Friday, June 14, 2013

Books: Swamplandia, Balzac and The Curious Incident

Balzac and the Little Chinese Seamstress by Dai Sijie

Sijie tells the story of two teenagers in China post the cultural revolution sent to the mountains of Tibet to be re-educated. The narrator, and his friend, Luo, meet the daughter of the local seamstress and befriend her. They also discover a stash of foreign novels hidden by their friend Four Eyes and their world is opened. Sijie himself was reeducated in the mountain regions in China during the same time and this novel is said to be semi-autobiographical. He is an excellent author and the story keeps the reader engaged the whole time. The stories they discover (The Count of Monte Cristo for one) expand their horizons and provide stories that keep them in the favor of the village. Their relationships with the seamstress' daughter also proves to be enlightening and traumatizing all at the same time. All in all, I liked it but didn't love it. I give the story 3.5/5 stars.

Swamplandia! by Karen Russell

I was absolutely sucked in by the cover and title of this book.

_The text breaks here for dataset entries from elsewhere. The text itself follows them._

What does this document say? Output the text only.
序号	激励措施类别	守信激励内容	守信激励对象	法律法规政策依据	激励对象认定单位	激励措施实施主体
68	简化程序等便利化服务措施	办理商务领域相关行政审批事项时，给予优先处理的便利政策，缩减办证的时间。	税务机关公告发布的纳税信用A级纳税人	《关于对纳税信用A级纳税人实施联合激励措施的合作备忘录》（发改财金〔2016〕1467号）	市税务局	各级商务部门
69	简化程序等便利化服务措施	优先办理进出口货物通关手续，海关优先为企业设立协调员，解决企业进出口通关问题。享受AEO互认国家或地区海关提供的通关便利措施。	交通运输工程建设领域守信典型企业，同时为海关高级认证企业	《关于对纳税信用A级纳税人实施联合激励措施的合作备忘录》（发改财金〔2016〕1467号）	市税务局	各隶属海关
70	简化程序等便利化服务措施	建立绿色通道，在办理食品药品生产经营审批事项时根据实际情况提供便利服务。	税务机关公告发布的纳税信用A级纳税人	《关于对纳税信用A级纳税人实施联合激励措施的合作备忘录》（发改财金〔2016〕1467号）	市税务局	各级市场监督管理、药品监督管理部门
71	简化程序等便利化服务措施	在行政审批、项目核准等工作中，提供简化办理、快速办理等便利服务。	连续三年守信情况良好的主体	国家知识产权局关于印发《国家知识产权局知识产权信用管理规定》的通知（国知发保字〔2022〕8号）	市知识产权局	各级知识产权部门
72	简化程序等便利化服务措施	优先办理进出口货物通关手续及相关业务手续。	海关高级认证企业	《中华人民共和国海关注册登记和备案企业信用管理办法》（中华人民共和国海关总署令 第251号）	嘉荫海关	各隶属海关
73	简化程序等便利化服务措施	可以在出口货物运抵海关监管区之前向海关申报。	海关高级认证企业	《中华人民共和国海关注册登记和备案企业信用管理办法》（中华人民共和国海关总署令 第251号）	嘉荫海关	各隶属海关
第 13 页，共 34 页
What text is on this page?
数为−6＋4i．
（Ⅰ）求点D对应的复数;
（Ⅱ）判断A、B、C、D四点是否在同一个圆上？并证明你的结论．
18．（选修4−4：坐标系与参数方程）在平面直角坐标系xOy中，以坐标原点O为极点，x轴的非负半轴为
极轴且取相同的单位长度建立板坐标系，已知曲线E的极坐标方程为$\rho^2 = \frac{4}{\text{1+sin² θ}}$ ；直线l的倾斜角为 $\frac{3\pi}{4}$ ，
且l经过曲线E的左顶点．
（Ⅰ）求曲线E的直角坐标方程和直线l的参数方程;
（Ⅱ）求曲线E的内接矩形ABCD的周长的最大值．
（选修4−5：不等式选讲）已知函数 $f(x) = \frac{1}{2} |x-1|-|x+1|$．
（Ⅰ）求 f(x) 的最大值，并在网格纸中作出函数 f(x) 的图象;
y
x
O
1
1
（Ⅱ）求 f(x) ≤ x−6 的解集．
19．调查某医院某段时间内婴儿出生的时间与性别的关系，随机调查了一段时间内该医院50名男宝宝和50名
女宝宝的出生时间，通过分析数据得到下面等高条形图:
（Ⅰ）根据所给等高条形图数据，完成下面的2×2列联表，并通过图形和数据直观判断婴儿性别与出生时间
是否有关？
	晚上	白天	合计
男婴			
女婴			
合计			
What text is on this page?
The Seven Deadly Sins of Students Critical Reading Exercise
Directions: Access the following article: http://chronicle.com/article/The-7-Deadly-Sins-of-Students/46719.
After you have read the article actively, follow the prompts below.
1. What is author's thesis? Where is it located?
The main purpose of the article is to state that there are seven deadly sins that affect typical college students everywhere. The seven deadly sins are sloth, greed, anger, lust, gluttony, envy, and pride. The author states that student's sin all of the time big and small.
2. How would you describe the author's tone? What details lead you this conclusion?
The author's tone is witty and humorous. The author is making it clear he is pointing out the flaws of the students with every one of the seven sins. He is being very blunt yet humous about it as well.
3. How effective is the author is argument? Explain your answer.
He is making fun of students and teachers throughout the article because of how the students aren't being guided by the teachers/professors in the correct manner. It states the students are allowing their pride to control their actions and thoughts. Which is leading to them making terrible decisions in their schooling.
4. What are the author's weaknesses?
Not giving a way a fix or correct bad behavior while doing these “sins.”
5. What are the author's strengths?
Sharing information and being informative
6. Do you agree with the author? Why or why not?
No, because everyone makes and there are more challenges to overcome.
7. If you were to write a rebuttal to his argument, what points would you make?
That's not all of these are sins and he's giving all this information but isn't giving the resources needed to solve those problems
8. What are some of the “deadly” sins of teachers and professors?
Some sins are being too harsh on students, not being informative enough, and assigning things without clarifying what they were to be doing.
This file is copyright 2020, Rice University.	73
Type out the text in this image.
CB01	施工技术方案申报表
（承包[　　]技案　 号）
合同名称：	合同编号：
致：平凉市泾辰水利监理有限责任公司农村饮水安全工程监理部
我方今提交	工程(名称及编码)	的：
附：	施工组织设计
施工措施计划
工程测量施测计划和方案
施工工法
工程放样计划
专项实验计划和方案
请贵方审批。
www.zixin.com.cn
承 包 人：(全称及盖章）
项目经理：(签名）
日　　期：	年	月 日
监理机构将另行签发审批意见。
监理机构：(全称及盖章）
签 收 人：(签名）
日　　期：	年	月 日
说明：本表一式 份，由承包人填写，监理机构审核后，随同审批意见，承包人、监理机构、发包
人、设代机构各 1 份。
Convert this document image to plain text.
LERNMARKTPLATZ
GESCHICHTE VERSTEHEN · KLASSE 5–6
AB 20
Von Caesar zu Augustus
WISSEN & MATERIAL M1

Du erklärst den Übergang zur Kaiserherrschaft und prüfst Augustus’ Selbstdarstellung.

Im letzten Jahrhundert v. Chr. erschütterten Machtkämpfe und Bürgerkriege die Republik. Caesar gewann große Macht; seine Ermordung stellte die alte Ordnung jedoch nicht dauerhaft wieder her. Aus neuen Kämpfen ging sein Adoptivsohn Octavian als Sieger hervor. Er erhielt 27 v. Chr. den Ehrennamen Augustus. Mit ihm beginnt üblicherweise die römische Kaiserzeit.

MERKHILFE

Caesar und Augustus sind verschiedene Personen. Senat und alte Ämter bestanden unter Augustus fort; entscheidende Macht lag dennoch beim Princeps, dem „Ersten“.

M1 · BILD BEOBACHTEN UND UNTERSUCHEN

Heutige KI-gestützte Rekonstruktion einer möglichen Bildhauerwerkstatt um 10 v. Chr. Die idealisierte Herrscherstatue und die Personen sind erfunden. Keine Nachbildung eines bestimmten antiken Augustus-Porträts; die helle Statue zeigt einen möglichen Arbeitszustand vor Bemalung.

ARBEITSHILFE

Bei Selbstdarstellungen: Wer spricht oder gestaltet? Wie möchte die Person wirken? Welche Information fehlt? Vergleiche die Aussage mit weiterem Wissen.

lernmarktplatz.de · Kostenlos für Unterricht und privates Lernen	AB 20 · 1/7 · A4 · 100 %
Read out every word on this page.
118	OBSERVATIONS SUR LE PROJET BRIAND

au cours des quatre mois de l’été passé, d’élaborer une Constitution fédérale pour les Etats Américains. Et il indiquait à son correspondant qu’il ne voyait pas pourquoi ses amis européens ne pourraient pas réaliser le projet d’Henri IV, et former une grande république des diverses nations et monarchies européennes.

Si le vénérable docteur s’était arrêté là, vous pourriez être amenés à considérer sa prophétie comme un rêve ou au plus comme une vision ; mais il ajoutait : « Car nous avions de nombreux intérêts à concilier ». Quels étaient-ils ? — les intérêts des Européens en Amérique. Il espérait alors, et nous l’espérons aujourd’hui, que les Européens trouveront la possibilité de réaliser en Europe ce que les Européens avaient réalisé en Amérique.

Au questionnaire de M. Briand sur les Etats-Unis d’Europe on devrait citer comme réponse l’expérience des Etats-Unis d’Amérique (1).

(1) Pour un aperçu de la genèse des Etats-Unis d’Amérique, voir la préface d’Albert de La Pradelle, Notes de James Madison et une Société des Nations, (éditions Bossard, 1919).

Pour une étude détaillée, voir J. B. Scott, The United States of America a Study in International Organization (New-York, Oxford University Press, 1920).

From Amazon, "Thirteen-year-old Ava Bigtree has lived her entire life at Swamplandia!, her family’s island home and gator-wrestling theme park in the Florida Everglades." After Ava's mother gets sick, The Chief (their dad) disappears to the mainland, Kiwi, her older brother, leaves to work at a rival theme park, and her sister falls in love with a ghost. This book is a crazy story about this family's life in florida swamp, which seems so surreal to me. The life of this family is so out of reality and chaotic I really felt for little Ava. She is left to her own devices and feels responsbile for her family and her beloved Swamplandia. I didn't think I actually liked the book but the final 50 pages really sucked me in. I give it another 3.5/5 stars since it took me awhile to get in to it.
The Curious Incident of the Dog in the Night-time by Mark Haddon

This is written from the perspective of Christopher John Francis Boone, an autistic 15-year-old, who tries to solve the mystery of a murdered dog in his neighborhood. He loves his pet rat, Toby, math and watching nature videos and the chapters in the book are all prime numbers. Haddon does an excellent job (or it seems like he does at least) of getting into the head of an autistic teenagers, it really feels like you're reading a journal Christopher wrote. Becuase of that I felt like the story is challenging to really get into. Still, you really get the feeling of how much his Dad loves him, despite their issues, and the reasons behind his choices. Thankfully, it ends well, which is why I give it 3/5 stars.